The fact that every rant on PHP contains complaints about the same functions as a usenet post from 1997 shows that they don’t really have their own opinion on it.

And don’t get me started on “self”. Python’s bolted on objects may be better than Perl’s but that’s not saying anything at all. One thing that appealed to me about Python was that you could take more control of your request lifecyle — what I really liked about mod_perl, but it turns out that building it all into index.php is both faster and more stable.

But I’ll probably check out Django, and learn from it too. I’m sure I’ll find things I like and things I hate, and things I hadn’t thought of. Do I think it’ll have that “killer feature” that will make me want to switch? No, but I’ll still enjoy it. I enjoy Python, I just don’t like it’s syntax. And all other things being equal (which they practically are), I’d rather use PHP’s syntax, and put up with it’s shortcomings.

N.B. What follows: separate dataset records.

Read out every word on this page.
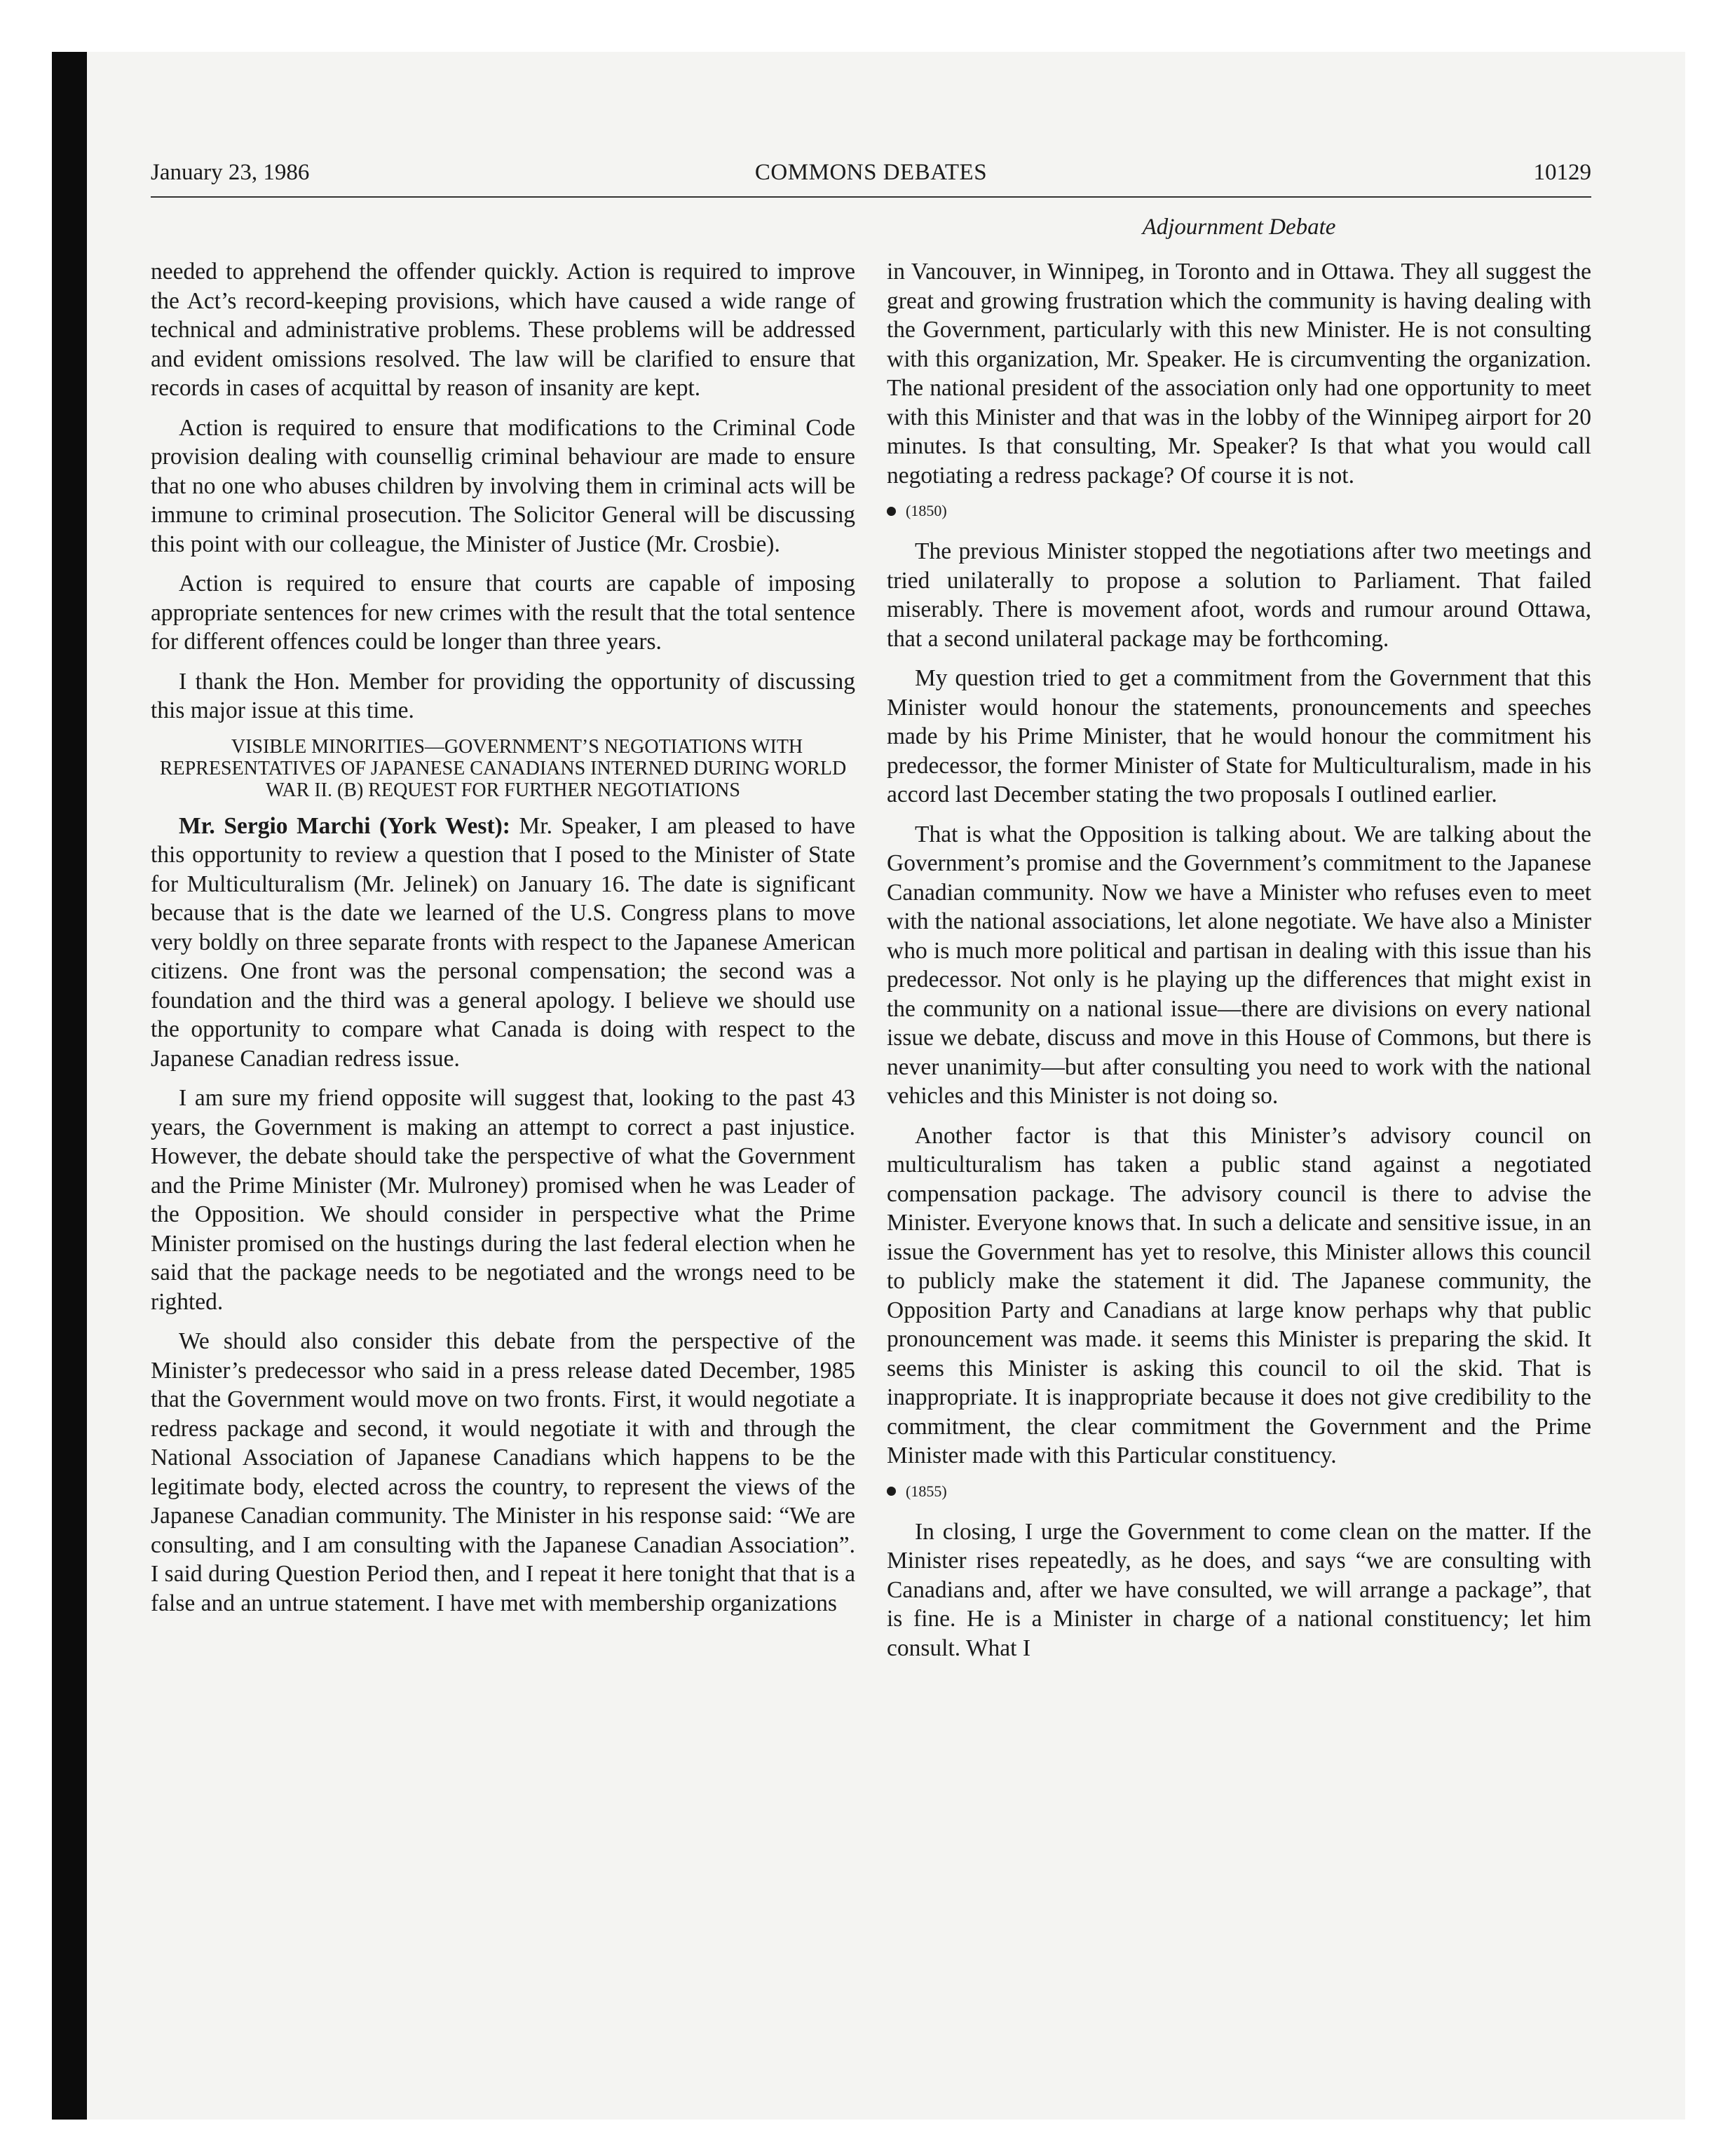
COMMONS DEBATES
January 23, 1986	10129
Adjournment Debate

needed to apprehend the offender quickly. Action is required to improve the Act’s record-keeping provisions, which have caused a wide range of technical and administrative problems. These problems will be addressed and evident omissions resolved. The law will be clarified to ensure that records in cases of acquittal by reason of insanity are kept.

Action is required to ensure that modifications to the Criminal Code provision dealing with counsellig criminal behaviour are made to ensure that no one who abuses children by involving them in criminal acts will be immune to criminal prosecution. The Solicitor General will be discussing this point with our colleague, the Minister of Justice (Mr. Crosbie).

Action is required to ensure that courts are capable of imposing appropriate sentences for new crimes with the result that the total sentence for different offences could be longer than three years.

I thank the Hon. Member for providing the opportunity of discussing this major issue at this time.

VISIBLE MINORITIES—GOVERNMENT’S NEGOTIATIONS WITH REPRESENTATIVES OF JAPANESE CANADIANS INTERNED DURING WORLD WAR II. (B) REQUEST FOR FURTHER NEGOTIATIONS

Mr. Sergio Marchi (York West): Mr. Speaker, I am pleased to have this opportunity to review a question that I posed to the Minister of State for Multiculturalism (Mr. Jelinek) on January 16. The date is significant because that is the date we learned of the U.S. Congress plans to move very boldly on three separate fronts with respect to the Japanese American citizens. One front was the personal compensation; the second was a foundation and the third was a general apology. I believe we should use the opportunity to compare what Canada is doing with respect to the Japanese Canadian redress issue.

I am sure my friend opposite will suggest that, looking to the past 43 years, the Government is making an attempt to correct a past injustice. However, the debate should take the perspective of what the Government and the Prime Minister (Mr. Mulroney) promised when he was Leader of the Opposition. We should consider in perspective what the Prime Minister promised on the hustings during the last federal election when he said that the package needs to be negotiated and the wrongs need to be righted.

We should also consider this debate from the perspective of the Minister’s predecessor who said in a press release dated December, 1985 that the Government would move on two fronts. First, it would negotiate a redress package and second, it would negotiate it with and through the National Association of Japanese Canadians which happens to be the legitimate body, elected across the country, to represent the views of the Japanese Canadian community. The Minister in his response said: “We are consulting, and I am consulting with the Japanese Canadian Association”. I said during Question Period then, and I repeat it here tonight that that is a false and an untrue statement. I have met with membership organizations

in Vancouver, in Winnipeg, in Toronto and in Ottawa. They all suggest the great and growing frustration which the community is having dealing with the Government, particularly with this new Minister. He is not consulting with this organization, Mr. Speaker. He is circumventing the organization. The national president of the association only had one opportunity to meet with this Minister and that was in the lobby of the Winnipeg airport for 20 minutes. Is that consulting, Mr. Speaker? Is that what you would call negotiating a redress package? Of course it is not.

(1850)

The previous Minister stopped the negotiations after two meetings and tried unilaterally to propose a solution to Parliament. That failed miserably. There is movement afoot, words and rumour around Ottawa, that a second unilateral package may be forthcoming.

My question tried to get a commitment from the Government that this Minister would honour the statements, pronouncements and speeches made by his Prime Minister, that he would honour the commitment his predecessor, the former Minister of State for Multiculturalism, made in his accord last December stating the two proposals I outlined earlier.

That is what the Opposition is talking about. We are talking about the Government’s promise and the Government’s commitment to the Japanese Canadian community. Now we have a Minister who refuses even to meet with the national associations, let alone negotiate. We have also a Minister who is much more political and partisan in dealing with this issue than his predecessor. Not only is he playing up the differences that might exist in the community on a national issue—there are divisions on every national issue we debate, discuss and move in this House of Commons, but there is never unanimity—but after consulting you need to work with the national vehicles and this Minister is not doing so.

Another factor is that this Minister’s advisory council on multiculturalism has taken a public stand against a negotiated compensation package. The advisory council is there to advise the Minister. Everyone knows that. In such a delicate and sensitive issue, in an issue the Government has yet to resolve, this Minister allows this council to publicly make the statement it did. The Japanese community, the Opposition Party and Canadians at large know perhaps why that public pronouncement was made. it seems this Minister is preparing the skid. It seems this Minister is asking this council to oil the skid. That is inappropriate. It is inappropriate because it does not give credibility to the commitment, the clear commitment the Government and the Prime Minister made with this Particular constituency.

(1855)

In closing, I urge the Government to come clean on the matter. If the Minister rises repeatedly, as he does, and says “we are consulting with Canadians and, after we have consulted, we will arrange a package”, that is fine. He is a Minister in charge of a national constituency; let him consult. What I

I did like my time studying SolarPHP, even if I don’t want to use it. I learned some interesting things with dependency injection in PHP that I could never pull off myself. And as much as I maligned it’s ORM, I could never build something like it — and even if I could, I’m sure someone would hate my API.

Whew! This turned out to be quite a rant, and with any luck, I’ll draw vultures, both for and against. Which is something I definitely don’t want. I’m well aware that your average script kiddie can kick techno-sand in my puny face, and the only reason I feel comfortable ranting is because I’m sure no one more nerd-savvy than my mom will read this post. But with the way search engines work these days, my little flicker of ill-informed self-commentary will probably draw moths and rangers with buckets of techno-water to douse my fragile ego.

Maybe I should get some adwords up before the bonfire starts.

I’ll post what I really wanted to, next.